= Memory-hard function =

Type of cryptographic algorithm
In cryptography, a memory-hard function (MHF) is a function that costs a significant amount of memory to efficiently evaluate. It differs from a memory-bound function, which incurs cost by slowing down computation through memory latency. MHFs have found use in key stretching and proof of work as their increased memory requirements significantly reduce the computational efficiency advantage of custom hardware over general-purpose hardware compared to non-MHFs.

== Introduction ==
MHFs are designed to consume large amounts of memory on a computer in order to reduce the effectiveness of parallel computing. In order to evaluate the function using less memory, a significant time penalty is incurred. As each MHF computation requires a large amount of memory, the number of function computations that can occur simultaneously is limited by the amount of available memory. This reduces the efficiency of specialised hardware, such as application-specific integrated circuits and graphics processing units, which utilise parallelisation, in computing a MHF for a large number of inputs, such as when brute-forcing password hashes or mining cryptocurrency.

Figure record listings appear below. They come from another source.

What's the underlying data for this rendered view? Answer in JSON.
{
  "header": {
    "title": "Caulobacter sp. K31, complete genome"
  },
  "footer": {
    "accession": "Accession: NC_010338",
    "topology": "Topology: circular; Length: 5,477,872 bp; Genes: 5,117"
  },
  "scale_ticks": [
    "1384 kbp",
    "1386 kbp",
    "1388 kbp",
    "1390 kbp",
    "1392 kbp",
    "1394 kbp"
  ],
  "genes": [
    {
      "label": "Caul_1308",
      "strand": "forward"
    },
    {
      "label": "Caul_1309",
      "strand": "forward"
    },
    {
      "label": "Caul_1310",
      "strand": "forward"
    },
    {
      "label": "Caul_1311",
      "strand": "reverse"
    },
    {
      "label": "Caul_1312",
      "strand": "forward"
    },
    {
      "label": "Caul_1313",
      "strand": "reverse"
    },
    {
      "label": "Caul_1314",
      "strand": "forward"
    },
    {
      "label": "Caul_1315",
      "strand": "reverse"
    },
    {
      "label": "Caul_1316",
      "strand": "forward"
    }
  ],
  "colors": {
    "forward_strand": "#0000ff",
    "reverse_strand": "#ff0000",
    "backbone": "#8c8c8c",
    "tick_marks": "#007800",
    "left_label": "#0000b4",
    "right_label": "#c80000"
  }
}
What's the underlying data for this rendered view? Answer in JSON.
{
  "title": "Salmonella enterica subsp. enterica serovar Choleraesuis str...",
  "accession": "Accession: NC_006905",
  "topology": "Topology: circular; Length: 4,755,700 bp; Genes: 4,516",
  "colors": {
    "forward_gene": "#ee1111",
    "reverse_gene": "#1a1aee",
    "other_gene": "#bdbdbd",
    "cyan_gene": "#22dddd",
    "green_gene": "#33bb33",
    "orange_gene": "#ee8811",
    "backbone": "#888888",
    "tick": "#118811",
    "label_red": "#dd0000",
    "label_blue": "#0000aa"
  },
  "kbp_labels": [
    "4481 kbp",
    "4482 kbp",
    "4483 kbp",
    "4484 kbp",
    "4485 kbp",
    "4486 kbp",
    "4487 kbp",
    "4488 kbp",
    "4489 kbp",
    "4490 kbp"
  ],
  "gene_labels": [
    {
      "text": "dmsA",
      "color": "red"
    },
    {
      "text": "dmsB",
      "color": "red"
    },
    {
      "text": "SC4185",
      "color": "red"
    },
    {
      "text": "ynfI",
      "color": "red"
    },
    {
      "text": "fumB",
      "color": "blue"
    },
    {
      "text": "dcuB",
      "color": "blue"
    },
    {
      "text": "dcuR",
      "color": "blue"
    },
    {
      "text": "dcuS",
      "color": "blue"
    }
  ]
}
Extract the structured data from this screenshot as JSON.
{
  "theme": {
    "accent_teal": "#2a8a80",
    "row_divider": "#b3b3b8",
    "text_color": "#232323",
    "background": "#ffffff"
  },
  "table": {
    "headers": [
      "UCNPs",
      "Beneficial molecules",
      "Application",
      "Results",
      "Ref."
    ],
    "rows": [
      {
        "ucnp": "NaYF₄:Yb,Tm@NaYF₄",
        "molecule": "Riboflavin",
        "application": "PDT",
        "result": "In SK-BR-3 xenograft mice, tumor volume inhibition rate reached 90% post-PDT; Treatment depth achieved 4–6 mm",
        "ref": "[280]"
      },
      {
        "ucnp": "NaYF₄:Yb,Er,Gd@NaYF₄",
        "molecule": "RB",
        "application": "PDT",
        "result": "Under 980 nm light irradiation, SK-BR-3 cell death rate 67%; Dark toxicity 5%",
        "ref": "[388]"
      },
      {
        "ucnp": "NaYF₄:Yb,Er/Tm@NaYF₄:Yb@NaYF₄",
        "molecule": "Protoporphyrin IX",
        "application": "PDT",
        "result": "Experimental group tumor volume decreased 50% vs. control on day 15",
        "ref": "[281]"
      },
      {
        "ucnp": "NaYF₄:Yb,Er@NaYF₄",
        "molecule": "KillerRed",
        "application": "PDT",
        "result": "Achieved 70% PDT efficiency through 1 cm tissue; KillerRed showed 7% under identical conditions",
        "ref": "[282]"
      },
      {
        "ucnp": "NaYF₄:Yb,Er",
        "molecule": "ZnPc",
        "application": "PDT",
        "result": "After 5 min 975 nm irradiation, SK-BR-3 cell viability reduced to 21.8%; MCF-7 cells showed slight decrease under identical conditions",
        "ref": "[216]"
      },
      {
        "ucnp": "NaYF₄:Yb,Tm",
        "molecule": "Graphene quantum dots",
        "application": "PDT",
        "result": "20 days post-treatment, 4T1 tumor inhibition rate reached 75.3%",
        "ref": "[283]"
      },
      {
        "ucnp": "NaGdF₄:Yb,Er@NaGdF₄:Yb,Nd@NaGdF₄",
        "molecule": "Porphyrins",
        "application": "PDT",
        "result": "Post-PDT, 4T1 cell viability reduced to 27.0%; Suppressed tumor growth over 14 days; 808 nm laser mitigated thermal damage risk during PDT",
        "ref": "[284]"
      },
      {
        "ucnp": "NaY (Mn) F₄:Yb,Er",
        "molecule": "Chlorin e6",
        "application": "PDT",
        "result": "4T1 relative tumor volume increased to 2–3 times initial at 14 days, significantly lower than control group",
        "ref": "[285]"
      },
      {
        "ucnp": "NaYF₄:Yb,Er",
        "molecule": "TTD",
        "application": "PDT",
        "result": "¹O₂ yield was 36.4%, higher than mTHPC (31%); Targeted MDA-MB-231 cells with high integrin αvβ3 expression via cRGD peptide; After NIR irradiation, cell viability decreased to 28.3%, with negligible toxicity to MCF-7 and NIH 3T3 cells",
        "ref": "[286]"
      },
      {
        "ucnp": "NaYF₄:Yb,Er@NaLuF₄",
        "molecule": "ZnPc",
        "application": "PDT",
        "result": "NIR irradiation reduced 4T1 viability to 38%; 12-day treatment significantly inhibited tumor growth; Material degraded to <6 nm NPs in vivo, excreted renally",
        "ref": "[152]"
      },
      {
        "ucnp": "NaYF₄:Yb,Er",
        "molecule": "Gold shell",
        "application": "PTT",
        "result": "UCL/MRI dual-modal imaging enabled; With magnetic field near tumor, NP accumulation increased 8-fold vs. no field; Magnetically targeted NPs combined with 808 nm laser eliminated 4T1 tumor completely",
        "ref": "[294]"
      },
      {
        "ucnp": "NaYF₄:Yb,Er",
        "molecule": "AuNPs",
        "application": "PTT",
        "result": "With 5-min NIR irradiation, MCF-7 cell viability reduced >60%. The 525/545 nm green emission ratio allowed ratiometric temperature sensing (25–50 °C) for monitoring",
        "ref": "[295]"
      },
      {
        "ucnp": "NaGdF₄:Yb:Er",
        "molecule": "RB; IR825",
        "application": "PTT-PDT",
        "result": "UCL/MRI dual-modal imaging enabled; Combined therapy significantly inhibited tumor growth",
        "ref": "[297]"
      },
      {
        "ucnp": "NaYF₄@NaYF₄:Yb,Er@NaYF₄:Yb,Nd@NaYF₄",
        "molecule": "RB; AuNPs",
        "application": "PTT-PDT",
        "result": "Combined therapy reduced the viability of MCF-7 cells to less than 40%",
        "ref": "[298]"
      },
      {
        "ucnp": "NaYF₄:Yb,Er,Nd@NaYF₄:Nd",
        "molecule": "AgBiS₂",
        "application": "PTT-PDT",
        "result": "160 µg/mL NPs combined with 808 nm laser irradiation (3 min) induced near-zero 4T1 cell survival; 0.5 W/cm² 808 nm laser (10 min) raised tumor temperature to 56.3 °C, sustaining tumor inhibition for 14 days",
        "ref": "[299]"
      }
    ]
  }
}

== Motivation and examples ==
Bitcoin's proof-of-work uses repeated evaluation of the SHA-256 function, but modern general-purpose processors, such as off-the-shelf CPUs, are inefficient when computing a fixed function many times over. Specialized hardware, such as application-specific integrated circuits (ASICs) designed for Bitcoin mining, can use 30,000 times less energy per hash than x86 CPUs whilst having much greater hash rates. This led to concerns about the centralization of mining for Bitcoin and other cryptocurrencies. Because of this inequality between miners using ASICs and miners using CPUs or off-the shelf hardware, designers of later proof-of-work systems utilised hash functions for which it was difficult to construct ASICs that could evaluate the hash function significantly faster than a CPU.

As memory cost is platform-independent, MHFs have found use in cryptocurrency mining, such as for Litecoin, which uses scrypt as its hash function. They are also useful in password hashing because they significantly increase the cost of trying many possible passwords against a leaked database of hashed passwords without significantly increasing the computation time for legitimate users.

== Measuring memory hardness ==
There are various ways to measure the memory hardness of a function. One commonly seen measure is cumulative memory complexity (CMC). In a parallel model, CMC is the sum of the memory required to compute a function over every time step of the computation.

Other viable measures include integrating memory usage against time and measuring memory bandwidth consumption on a memory bus. Functions requiring high memory bandwidth are sometimes referred to as "bandwidth-hard functions".

== Variants ==

MHFs can be categorized into two different groups based on their evaluation patterns: data-dependent memory-hard functions (dMHF) and data-independent memory-hard functions (iMHF). As opposed to iMHFs, the memory access pattern of a dMHF depends on the function input, such as the password provided to a key derivation function. Examples of dMHFs are scrypt and Argon2d, while examples of iMHFs are Argon2i and catena. Many of these MHFs have been designed to be used as password hashing functions because of their memory hardness.

A notable problem with dMHFs is that they are prone to side-channel attacks such as cache timing. This has resulted in a preference for using iMHFs when hashing passwords. However, iMHFs have been mathematically proven to have weaker memory hardness properties than dMHFs.